İnstagram: @markadoktoru
Bence bu ikisi ülkenin gelişmişliği açısından önemli bir gösterge. İki tip müzik algısı var. Birincisi neden neyi dinlediğini bilmeyenler, bir de müzisyenlerin tarzını kültürünü anlayıp hayat felsefeleri ile dinlemeye çalışanlar. Birincisi zaten pop kültürü olarak düşünmek lazım. Sabun köpüğü şeklinde moda olup ortalama 1 ay sonra unutulan şarkılar ve şarkıcılardan bahsediyorum. Diğerinde ise gerçekten klasikleşen müzik ve müzisyenlerden bahsediyorum.
80’li yıllarda Efes harabelerinde ‘Joan Baez’ veya ‘Zamfir’ konserlerinde giderken bu kadar kalabalık mı gelmiş diyordum.
Nejat Eczacıbaşı önderliğinde ‘İzmir Kültür Sanat Vakfı’ konserlerinde her zaman nitelikli etkinlikler Efes’de başlamıştır.

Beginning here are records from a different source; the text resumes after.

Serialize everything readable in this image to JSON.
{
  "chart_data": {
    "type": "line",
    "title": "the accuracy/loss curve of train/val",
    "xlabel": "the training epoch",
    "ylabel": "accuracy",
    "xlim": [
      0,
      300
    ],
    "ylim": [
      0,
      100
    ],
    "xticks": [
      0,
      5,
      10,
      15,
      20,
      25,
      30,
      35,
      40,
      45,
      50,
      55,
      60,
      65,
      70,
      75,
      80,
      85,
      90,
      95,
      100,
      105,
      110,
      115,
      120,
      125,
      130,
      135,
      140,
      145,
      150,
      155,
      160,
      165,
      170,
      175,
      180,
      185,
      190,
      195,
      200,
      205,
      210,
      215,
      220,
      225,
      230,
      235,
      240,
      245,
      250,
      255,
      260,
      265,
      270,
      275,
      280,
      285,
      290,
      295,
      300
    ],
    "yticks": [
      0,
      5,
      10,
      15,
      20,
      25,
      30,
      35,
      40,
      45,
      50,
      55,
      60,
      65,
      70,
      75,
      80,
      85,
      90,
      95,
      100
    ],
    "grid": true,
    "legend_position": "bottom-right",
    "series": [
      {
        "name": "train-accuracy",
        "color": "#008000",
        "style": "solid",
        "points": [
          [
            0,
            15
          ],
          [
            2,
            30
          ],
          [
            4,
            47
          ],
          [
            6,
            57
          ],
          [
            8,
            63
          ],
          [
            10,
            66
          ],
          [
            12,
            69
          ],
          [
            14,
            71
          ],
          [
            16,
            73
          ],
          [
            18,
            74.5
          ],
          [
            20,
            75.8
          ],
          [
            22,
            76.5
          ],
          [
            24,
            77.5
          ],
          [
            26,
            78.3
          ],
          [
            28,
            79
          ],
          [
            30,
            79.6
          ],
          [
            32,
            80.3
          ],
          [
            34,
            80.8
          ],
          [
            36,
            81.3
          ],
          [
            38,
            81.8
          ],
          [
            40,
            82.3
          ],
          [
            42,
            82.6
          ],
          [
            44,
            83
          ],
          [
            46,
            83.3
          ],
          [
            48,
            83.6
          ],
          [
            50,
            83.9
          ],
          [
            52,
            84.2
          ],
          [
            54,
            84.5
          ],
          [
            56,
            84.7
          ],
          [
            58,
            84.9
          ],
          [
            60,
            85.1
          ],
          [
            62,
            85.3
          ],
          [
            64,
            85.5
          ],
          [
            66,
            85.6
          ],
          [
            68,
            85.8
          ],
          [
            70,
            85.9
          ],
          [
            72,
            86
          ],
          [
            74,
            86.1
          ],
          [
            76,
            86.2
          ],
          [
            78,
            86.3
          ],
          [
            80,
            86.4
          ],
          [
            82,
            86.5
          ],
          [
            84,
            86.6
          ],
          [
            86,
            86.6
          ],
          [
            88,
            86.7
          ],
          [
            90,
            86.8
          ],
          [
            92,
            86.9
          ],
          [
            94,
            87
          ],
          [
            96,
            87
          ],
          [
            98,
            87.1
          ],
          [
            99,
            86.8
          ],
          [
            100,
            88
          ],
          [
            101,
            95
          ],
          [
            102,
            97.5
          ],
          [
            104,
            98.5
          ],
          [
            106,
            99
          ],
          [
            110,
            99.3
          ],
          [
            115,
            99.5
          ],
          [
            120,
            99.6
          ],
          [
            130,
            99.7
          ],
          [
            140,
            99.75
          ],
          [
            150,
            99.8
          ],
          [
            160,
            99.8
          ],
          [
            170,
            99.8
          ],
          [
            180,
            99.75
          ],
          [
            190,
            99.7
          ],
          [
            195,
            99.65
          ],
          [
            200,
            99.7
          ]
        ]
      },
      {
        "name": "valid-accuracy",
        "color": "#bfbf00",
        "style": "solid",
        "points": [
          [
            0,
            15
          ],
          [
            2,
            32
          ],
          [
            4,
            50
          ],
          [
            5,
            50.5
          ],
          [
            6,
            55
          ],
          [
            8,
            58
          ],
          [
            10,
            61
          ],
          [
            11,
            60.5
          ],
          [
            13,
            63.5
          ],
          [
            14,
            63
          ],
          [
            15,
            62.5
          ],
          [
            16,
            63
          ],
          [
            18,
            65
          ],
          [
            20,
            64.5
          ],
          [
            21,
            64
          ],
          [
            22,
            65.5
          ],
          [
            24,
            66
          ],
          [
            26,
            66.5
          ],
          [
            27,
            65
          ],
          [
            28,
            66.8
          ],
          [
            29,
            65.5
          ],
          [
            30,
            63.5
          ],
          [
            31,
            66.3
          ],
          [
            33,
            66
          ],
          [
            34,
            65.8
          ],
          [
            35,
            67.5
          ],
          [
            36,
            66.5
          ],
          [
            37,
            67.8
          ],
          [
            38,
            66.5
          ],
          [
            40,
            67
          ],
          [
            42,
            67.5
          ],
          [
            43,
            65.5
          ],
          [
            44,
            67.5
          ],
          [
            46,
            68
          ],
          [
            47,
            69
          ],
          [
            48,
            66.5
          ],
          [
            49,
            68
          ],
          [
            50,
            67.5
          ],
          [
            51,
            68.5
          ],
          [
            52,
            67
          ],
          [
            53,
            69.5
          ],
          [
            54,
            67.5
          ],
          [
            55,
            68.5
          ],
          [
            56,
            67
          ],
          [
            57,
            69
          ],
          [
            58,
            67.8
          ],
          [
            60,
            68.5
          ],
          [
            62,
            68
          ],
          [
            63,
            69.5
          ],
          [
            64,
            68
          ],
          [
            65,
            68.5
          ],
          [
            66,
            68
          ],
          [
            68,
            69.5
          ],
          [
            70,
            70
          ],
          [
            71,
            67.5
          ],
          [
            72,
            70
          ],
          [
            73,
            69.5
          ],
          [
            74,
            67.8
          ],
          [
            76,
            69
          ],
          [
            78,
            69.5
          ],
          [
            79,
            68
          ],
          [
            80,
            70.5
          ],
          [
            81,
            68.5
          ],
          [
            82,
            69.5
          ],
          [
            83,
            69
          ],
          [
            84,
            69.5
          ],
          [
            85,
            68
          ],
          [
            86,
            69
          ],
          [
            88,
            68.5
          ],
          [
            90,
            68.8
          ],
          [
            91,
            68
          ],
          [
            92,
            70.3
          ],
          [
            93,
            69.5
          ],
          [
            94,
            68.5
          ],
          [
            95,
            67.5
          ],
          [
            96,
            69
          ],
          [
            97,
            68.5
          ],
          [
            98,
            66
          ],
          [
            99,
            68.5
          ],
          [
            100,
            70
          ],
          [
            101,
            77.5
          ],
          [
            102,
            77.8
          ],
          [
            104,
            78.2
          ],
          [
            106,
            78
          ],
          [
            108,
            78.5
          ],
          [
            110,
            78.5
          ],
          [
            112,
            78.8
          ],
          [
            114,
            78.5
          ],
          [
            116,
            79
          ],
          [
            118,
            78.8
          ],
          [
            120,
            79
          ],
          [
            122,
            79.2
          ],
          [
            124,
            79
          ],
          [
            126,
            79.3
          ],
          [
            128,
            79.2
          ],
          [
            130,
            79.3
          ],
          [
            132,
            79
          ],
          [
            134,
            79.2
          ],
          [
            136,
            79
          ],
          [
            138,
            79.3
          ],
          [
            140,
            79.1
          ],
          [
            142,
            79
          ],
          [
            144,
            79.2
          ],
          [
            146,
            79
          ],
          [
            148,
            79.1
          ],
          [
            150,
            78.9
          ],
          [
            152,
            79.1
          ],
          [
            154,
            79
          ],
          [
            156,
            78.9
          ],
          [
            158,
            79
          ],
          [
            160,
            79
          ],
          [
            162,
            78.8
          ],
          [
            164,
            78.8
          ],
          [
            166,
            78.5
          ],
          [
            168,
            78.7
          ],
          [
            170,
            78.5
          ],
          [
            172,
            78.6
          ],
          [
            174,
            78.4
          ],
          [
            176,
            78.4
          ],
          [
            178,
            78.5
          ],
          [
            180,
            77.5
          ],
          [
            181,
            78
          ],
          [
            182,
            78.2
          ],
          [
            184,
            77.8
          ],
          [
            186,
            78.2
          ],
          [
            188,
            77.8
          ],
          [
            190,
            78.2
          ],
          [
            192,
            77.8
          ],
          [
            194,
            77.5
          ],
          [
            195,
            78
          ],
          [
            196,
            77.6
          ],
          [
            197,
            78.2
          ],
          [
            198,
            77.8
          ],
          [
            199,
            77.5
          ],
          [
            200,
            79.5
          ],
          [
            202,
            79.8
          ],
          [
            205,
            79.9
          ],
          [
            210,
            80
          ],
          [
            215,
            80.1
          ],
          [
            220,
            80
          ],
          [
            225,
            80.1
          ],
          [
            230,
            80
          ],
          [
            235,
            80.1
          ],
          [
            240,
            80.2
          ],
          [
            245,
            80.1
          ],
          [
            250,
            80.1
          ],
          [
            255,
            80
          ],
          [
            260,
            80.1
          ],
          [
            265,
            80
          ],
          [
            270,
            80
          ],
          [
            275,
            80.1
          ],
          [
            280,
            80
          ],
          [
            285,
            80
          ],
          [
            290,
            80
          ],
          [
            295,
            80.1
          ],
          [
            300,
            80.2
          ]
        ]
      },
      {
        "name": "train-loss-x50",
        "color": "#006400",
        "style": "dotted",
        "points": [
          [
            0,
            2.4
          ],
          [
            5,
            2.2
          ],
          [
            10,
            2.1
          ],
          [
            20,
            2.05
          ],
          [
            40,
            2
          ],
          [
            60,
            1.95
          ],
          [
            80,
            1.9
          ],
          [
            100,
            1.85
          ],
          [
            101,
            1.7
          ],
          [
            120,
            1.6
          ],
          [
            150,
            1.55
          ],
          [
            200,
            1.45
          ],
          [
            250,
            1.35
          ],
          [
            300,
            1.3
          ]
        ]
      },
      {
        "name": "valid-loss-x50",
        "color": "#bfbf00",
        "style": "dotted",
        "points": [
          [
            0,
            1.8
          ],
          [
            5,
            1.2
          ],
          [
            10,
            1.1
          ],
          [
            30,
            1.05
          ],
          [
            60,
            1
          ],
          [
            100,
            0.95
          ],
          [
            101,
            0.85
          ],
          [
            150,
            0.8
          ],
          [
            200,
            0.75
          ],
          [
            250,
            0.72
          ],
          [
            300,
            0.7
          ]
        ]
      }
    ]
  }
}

Sonraları ‘Pink Martini’ Çeşme konserinde sevenleri bu kadar mı az demeye başladım.
Life Park Sarıyer konserlerinde hala kalabalık kitle yanımda Okan Bayülgen ile yakışıklı kardeşimiz; Johnny Depp’in ‘Hollywood Vampires’ grubunu da dinlerken nedense bizim yaş grubundan çok az insan buldum.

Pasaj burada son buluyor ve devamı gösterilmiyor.